The presented computational studies confirm the ability of saponins I–IV to cross the blood–brain barrier. Statistical analyses of the newly constructed model based on E, ΔlogP, and logPow has proven both the applicability and predictability in estimating the ability of triterpenoid saponins to cross the BBB. In the in vitro tests, the most neuroactive compound of the tested compounds was indicated, although all saponins inhibited AChE. Astragaloside IV was then successfully isolated using semi-preparative HPLC.

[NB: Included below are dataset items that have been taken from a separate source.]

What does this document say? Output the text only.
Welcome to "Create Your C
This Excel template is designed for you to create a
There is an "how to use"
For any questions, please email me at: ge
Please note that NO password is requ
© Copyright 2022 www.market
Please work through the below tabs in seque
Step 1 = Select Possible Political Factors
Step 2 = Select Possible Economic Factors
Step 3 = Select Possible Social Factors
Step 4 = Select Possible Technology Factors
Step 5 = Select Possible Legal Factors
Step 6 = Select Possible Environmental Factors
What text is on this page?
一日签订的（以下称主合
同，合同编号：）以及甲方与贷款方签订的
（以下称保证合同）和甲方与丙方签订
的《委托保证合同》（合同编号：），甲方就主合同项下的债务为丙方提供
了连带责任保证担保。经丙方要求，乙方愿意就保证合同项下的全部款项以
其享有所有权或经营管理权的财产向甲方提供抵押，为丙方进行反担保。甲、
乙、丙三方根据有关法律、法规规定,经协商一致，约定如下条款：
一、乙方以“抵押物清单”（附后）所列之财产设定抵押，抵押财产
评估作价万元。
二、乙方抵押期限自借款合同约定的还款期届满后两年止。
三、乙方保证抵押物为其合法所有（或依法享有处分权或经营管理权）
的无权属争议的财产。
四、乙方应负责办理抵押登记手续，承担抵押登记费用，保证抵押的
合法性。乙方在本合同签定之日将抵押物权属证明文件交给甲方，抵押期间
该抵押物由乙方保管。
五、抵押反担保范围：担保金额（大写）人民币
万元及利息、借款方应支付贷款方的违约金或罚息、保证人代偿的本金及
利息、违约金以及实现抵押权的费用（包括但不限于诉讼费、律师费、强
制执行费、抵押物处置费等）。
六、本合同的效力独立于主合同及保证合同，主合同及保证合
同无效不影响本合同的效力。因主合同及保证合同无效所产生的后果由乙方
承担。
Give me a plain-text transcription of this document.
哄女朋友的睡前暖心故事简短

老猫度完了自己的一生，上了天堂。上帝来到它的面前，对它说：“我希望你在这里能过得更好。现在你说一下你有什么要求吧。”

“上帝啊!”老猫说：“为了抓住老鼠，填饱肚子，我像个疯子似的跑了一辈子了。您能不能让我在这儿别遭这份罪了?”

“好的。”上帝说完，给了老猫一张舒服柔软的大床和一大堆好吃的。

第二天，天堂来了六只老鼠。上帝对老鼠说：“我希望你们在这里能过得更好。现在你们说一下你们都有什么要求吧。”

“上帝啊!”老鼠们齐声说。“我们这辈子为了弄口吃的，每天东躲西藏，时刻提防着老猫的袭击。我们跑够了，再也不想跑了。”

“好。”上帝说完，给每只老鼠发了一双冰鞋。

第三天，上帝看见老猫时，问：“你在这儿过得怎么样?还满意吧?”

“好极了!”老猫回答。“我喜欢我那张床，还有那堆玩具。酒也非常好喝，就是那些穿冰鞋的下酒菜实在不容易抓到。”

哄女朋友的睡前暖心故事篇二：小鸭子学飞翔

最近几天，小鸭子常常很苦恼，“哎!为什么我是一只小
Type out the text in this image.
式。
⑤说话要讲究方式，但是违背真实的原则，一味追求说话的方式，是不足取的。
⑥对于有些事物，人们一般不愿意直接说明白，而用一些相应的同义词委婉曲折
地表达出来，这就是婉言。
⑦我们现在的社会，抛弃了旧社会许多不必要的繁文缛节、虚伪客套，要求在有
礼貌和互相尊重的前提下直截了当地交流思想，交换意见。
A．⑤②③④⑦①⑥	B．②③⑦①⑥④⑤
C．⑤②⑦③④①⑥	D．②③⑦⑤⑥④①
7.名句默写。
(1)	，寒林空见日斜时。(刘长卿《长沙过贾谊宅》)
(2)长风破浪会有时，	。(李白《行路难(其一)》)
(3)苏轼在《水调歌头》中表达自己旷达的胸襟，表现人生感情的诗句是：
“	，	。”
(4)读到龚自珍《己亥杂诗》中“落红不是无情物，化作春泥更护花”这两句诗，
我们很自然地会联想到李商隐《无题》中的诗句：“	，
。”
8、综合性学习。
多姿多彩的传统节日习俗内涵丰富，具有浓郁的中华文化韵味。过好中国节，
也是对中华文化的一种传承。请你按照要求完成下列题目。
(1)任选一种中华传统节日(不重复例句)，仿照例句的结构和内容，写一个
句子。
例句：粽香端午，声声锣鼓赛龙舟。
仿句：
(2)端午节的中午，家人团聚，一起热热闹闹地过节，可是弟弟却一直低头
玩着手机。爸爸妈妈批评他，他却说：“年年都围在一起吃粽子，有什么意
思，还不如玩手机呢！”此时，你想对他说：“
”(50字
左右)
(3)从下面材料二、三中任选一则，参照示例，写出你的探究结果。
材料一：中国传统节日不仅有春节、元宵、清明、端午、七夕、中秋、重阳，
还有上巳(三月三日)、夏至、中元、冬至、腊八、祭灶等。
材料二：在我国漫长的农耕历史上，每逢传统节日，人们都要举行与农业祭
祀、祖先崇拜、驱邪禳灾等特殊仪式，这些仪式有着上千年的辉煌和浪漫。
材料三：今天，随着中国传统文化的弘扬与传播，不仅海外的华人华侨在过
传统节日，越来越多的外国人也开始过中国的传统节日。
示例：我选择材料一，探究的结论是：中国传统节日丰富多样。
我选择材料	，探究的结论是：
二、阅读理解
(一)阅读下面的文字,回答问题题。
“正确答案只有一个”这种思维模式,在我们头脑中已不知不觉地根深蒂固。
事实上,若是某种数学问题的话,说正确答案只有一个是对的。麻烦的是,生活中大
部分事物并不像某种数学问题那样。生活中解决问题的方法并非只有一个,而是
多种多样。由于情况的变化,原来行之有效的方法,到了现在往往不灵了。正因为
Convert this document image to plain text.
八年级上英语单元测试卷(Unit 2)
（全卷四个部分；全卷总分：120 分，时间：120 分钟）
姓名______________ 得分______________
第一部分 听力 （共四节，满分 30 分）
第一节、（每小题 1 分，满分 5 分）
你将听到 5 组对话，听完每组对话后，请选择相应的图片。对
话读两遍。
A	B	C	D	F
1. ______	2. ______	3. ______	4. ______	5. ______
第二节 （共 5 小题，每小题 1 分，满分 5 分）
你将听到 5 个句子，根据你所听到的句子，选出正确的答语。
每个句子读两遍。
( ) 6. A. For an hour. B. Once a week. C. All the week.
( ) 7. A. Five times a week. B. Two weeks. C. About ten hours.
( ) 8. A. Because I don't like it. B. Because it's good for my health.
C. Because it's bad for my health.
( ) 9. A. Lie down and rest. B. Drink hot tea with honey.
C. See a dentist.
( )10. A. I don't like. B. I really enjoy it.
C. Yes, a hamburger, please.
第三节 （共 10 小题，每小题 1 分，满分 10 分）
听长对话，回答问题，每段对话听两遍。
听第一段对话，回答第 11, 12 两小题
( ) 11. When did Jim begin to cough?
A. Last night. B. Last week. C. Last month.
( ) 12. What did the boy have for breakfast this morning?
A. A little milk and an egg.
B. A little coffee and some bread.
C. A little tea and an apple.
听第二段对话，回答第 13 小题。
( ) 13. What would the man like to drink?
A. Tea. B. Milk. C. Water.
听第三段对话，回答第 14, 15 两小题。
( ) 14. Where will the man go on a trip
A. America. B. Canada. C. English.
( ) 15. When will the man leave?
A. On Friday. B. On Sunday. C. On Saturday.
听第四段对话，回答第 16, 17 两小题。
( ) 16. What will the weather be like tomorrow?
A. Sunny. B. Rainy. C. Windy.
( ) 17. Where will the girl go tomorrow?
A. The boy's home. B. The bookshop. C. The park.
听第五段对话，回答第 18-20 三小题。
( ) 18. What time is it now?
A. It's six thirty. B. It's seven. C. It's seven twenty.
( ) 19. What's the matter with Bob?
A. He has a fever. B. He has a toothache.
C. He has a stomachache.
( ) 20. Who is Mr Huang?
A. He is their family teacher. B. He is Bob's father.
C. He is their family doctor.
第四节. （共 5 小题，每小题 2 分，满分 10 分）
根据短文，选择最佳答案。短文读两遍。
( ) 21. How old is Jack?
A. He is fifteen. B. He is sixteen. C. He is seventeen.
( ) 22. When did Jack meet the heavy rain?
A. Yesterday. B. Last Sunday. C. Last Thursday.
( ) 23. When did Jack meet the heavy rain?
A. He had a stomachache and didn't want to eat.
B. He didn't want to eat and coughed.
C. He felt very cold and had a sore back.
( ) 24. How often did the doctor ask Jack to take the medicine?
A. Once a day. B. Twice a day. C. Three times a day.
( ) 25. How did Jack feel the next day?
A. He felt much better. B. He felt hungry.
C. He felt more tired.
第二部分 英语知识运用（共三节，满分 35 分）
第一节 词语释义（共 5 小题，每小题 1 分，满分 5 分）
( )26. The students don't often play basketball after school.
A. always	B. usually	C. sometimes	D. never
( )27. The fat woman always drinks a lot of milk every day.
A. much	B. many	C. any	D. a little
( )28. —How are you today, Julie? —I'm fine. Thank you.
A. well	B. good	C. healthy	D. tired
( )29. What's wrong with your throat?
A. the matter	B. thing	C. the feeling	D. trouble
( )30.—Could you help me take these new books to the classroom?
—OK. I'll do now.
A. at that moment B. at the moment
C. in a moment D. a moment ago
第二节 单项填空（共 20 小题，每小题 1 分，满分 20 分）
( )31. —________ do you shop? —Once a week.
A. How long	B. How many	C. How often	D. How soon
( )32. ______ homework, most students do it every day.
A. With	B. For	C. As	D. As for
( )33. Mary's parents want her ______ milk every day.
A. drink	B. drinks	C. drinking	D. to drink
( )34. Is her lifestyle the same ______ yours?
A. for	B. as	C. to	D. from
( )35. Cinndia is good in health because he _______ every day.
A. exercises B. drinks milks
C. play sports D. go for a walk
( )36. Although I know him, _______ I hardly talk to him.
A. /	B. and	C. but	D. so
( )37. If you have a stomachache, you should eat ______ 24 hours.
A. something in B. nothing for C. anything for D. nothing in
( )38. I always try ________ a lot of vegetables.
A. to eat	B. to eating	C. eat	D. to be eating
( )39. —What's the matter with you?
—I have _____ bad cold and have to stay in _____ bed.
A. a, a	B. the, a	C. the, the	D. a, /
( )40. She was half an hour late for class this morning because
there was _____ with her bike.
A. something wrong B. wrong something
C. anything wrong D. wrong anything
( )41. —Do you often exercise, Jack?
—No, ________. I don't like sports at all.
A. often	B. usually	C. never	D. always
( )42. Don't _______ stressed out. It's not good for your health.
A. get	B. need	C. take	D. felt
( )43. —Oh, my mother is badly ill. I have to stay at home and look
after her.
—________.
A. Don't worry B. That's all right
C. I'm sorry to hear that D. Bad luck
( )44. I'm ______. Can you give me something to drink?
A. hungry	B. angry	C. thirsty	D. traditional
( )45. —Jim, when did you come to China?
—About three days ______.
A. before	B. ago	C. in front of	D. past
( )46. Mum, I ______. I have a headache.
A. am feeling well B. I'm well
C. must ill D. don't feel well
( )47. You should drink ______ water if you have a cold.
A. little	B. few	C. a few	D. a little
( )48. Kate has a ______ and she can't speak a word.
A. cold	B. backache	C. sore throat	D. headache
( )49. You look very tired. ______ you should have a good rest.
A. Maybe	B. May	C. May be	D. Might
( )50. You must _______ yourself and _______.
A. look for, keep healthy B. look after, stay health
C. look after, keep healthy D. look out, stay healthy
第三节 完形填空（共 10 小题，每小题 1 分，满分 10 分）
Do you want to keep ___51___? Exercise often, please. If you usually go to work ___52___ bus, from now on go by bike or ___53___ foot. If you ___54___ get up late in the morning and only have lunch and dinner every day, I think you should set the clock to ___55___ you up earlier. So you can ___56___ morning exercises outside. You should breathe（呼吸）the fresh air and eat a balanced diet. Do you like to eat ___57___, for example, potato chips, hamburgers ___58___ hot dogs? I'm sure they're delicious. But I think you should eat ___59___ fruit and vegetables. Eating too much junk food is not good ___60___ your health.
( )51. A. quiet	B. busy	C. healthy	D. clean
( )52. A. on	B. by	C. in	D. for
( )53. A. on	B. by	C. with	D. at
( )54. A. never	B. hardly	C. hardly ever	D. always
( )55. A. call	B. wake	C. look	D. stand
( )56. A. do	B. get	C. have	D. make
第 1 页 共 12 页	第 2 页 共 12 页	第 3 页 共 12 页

Consequently, it was appropriate to investigate whether the most neuroactive compound of the root of Astragalus could be located in the brain. The results of postmortem studies show a regular dependence of the final concentration of AIV in the analyzed brain samples of animals treated with 12.5 and 25 mg/kg b.w. (0.00012299 and 0.0002306 mg, respectively, per one brain). The accumulation of the active substance in the brain tissues confirms that it can cross the blood–brain barrier. The experimentally determined logBB value was equal to 0.49 ± 0.03. The logBB value calculated on the basis of Equation (2) is similar to that determined experimentally with the mice brain tissues (the approximation error is equal to 0.056 here). This means that the newly established model corresponds to the value obtained in vivo.